Dalam proses pemulangan buronan OJK tersebut, Kementerian Hukum dan HAM serta Kementerian Luar Negeri juga turut berperan aktif dengan mengupayakan ekstradisi melalui jalur G to G kepada Pemerintah Qatar. Langkah tegas juga diambil oleh Direktorat Jenderal Imigrasi dan Pemasyarakatan dengan mencabut paspor tersangka.
Ia menyebut, proses pemulangan AAG melibatkan kerja sama National Central Bureau (NCB) to NCB serta dukungan penuh dari KBRI di Qatar.

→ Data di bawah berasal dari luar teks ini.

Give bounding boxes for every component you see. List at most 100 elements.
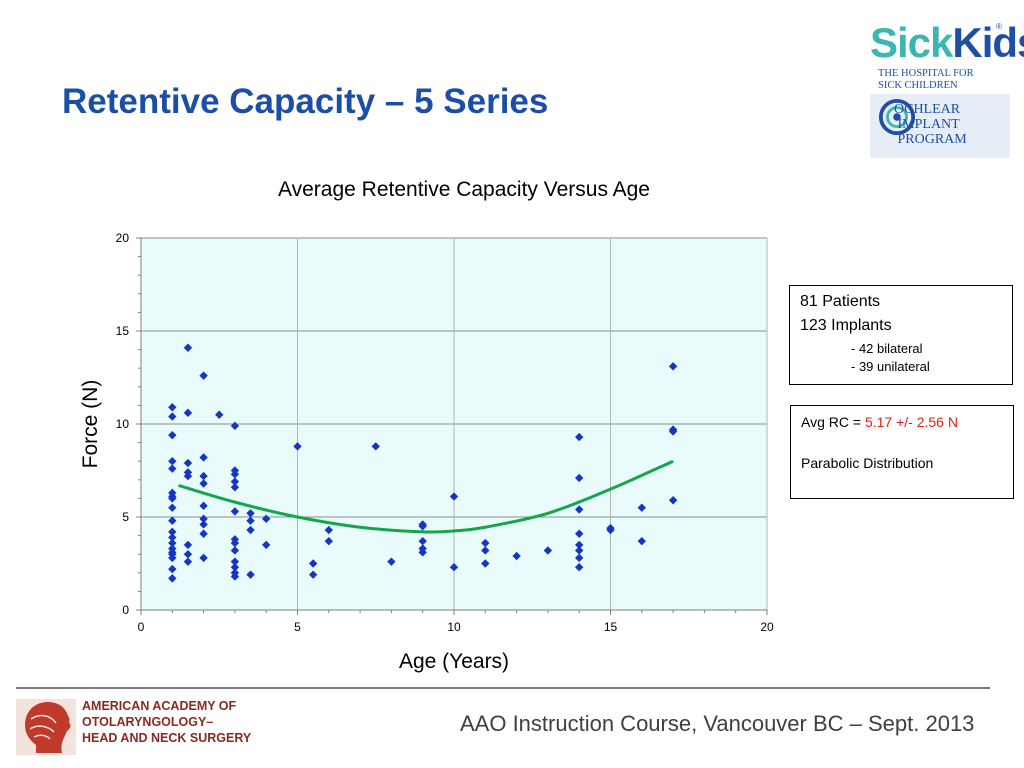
data-point bbox=[575, 432, 584, 442]
data-point bbox=[324, 536, 333, 546]
data-point bbox=[199, 471, 208, 481]
sickkids-logo: SickKids ® THE HOSPITAL FOR SICK CHILDRE… bbox=[866, 14, 1024, 162]
data-point bbox=[168, 430, 177, 440]
sickkids-wordmark: SickKids bbox=[870, 19, 1024, 66]
data-point bbox=[168, 412, 177, 421]
patient-summary-box: 81 Patients 123 Implants - 42 bilateral … bbox=[789, 285, 1013, 385]
data-point bbox=[418, 548, 427, 557]
cochlear-implant-program-badge: OCHLEAR IMPLANT PROGRAM bbox=[870, 94, 1010, 158]
data-point bbox=[606, 525, 615, 535]
y-tick-label: 15 bbox=[116, 324, 130, 338]
data-point bbox=[575, 473, 584, 483]
data-point bbox=[668, 362, 678, 371]
data-point bbox=[199, 553, 208, 563]
data-point bbox=[668, 496, 678, 505]
data-point bbox=[543, 546, 553, 555]
data-point bbox=[168, 464, 177, 473]
data-point bbox=[168, 494, 177, 503]
data-point bbox=[230, 563, 240, 572]
data-point bbox=[199, 520, 208, 529]
y-tick-label: 0 bbox=[122, 603, 129, 617]
parabolic-trendline bbox=[178, 459, 674, 534]
hospital-subtitle: THE HOSPITAL FOR SICK CHILDREN bbox=[878, 68, 974, 91]
data-point bbox=[575, 546, 584, 555]
data-point bbox=[168, 527, 177, 537]
data-point bbox=[230, 538, 240, 548]
data-point bbox=[183, 408, 193, 418]
bilateral-count: - 42 bilateral bbox=[851, 341, 923, 356]
x-axis-label: Age (Years) bbox=[399, 650, 509, 673]
data-point bbox=[168, 564, 177, 574]
aao-hns-name: AMERICAN ACADEMY OF OTOLARYNGOLOGY– HEAD… bbox=[82, 699, 252, 745]
implant-count: 123 Implants bbox=[800, 317, 892, 334]
data-point bbox=[246, 509, 255, 518]
cochlear-swirl-icon bbox=[878, 98, 916, 136]
data-point bbox=[168, 516, 177, 525]
y-tick-label: 20 bbox=[116, 231, 130, 245]
data-point bbox=[481, 538, 490, 548]
x-tick-label: 5 bbox=[294, 620, 301, 634]
data-point bbox=[308, 559, 318, 568]
data-point bbox=[246, 525, 255, 535]
data-point bbox=[199, 453, 208, 462]
y-tick-label: 10 bbox=[116, 417, 130, 431]
data-point bbox=[183, 540, 193, 550]
data-point bbox=[246, 570, 255, 579]
data-point bbox=[230, 557, 240, 566]
data-point bbox=[324, 525, 333, 535]
data-point bbox=[230, 470, 240, 479]
x-tick-label: 0 bbox=[138, 620, 145, 634]
data-point bbox=[449, 492, 459, 501]
data-point bbox=[387, 557, 396, 566]
data-point bbox=[449, 563, 459, 572]
data-point bbox=[575, 505, 584, 514]
data-point bbox=[262, 540, 271, 550]
data-point bbox=[183, 458, 193, 468]
data-point bbox=[215, 410, 224, 419]
data-point bbox=[637, 503, 646, 512]
x-tick-label: 15 bbox=[604, 620, 618, 634]
data-point bbox=[308, 570, 318, 579]
data-point bbox=[246, 516, 255, 525]
patient-count: 81 Patients bbox=[800, 293, 881, 310]
data-point bbox=[668, 427, 678, 436]
program-text: OCHLEAR IMPLANT PROGRAM bbox=[894, 102, 967, 147]
x-tick-label: 10 bbox=[447, 620, 461, 634]
data-point bbox=[199, 529, 208, 538]
data-point bbox=[418, 536, 427, 546]
chart-title: Average Retentive Capacity Versus Age bbox=[277, 178, 650, 201]
data-point bbox=[199, 501, 208, 511]
data-point bbox=[183, 557, 193, 566]
y-tick-label: 5 bbox=[122, 510, 129, 524]
footer-course-text: AAO Instruction Course, Vancouver BC – S… bbox=[460, 711, 975, 736]
data-point bbox=[371, 442, 380, 451]
y-axis-label: Force (N) bbox=[79, 380, 102, 469]
data-point bbox=[230, 477, 240, 486]
data-point bbox=[481, 546, 490, 555]
registered-mark: ® bbox=[996, 22, 1002, 31]
data-point bbox=[168, 574, 177, 583]
data-point bbox=[230, 546, 240, 555]
distribution-label: Parabolic Distribution bbox=[801, 455, 934, 471]
data-point bbox=[183, 343, 193, 352]
retentive-capacity-box: Avg RC = 5.17 +/- 2.56 N Parabolic Distr… bbox=[790, 405, 1014, 499]
data-point bbox=[230, 572, 240, 581]
data-point bbox=[168, 553, 177, 563]
average-rc: Avg RC = 5.17 +/- 2.56 N bbox=[801, 414, 958, 430]
data-point bbox=[481, 559, 490, 568]
data-point bbox=[183, 471, 193, 481]
data-point bbox=[512, 551, 521, 561]
data-point bbox=[168, 503, 177, 512]
data-point bbox=[199, 371, 208, 380]
data-point bbox=[575, 540, 584, 550]
unilateral-count: - 39 unilateral bbox=[851, 359, 930, 374]
data-point bbox=[293, 442, 302, 451]
data-point bbox=[575, 529, 584, 538]
data-point bbox=[230, 483, 240, 492]
data-point bbox=[183, 550, 193, 559]
data-point bbox=[168, 403, 177, 412]
data-point bbox=[575, 563, 584, 572]
footer-divider bbox=[16, 687, 990, 689]
x-tick-label: 20 bbox=[760, 620, 774, 634]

"Saat ini, tersangka telah menjadi tahanan OJK dan dititipkan di Rutan Bareskrim Polri untuk proses hukum lebih lanjut," kata dia.
Modus operandi Adrian Asharyanto Gunadi dalam menjalankan aksinya yakni terungkap dengan menggunakan PT Investree Radhika Jaya (Investree) dan PT Putra Radhika Investama sebagai kedok untuk menghimpun dana ilegal sejak Januari 2022 hingga Maret 2024. Ironisnya, dana tersebut justru digunakan untuk kepentingan pribadi.
Selama proses penyidikan, tersangka juga tidak kooperatif hingga akhirnya terdeteksi berada di Doha, Qatar. OJK tidak tinggal diam dan segera menetapkannya sebagai tersangka.
"Melalui kerja sama intensif dengan berbagai pihak, termasuk Korwas PPNS Bareskrim Polri dan Divisi Hubungan Internasional Polri, DPO dan Red Notice diterbitkan pada 14 November 2024," ujar Deputi Komisioner Hukum dan Penyidikan OJK, Yuliana.
Untuk penegakan hukumnya, OJK telah berkoordinasi dengan Kejaksaan Agung RI dan akan menjerat tersangka dengan pasal berlapis, termasuk Undang-Undang Perbankan dan Undang-Undang tentang Pengembangan dan Penguatan Sektor Keuangan.
"Dengan ancaman hukuman hingga 10 tahun penjara," tegas Yuliana.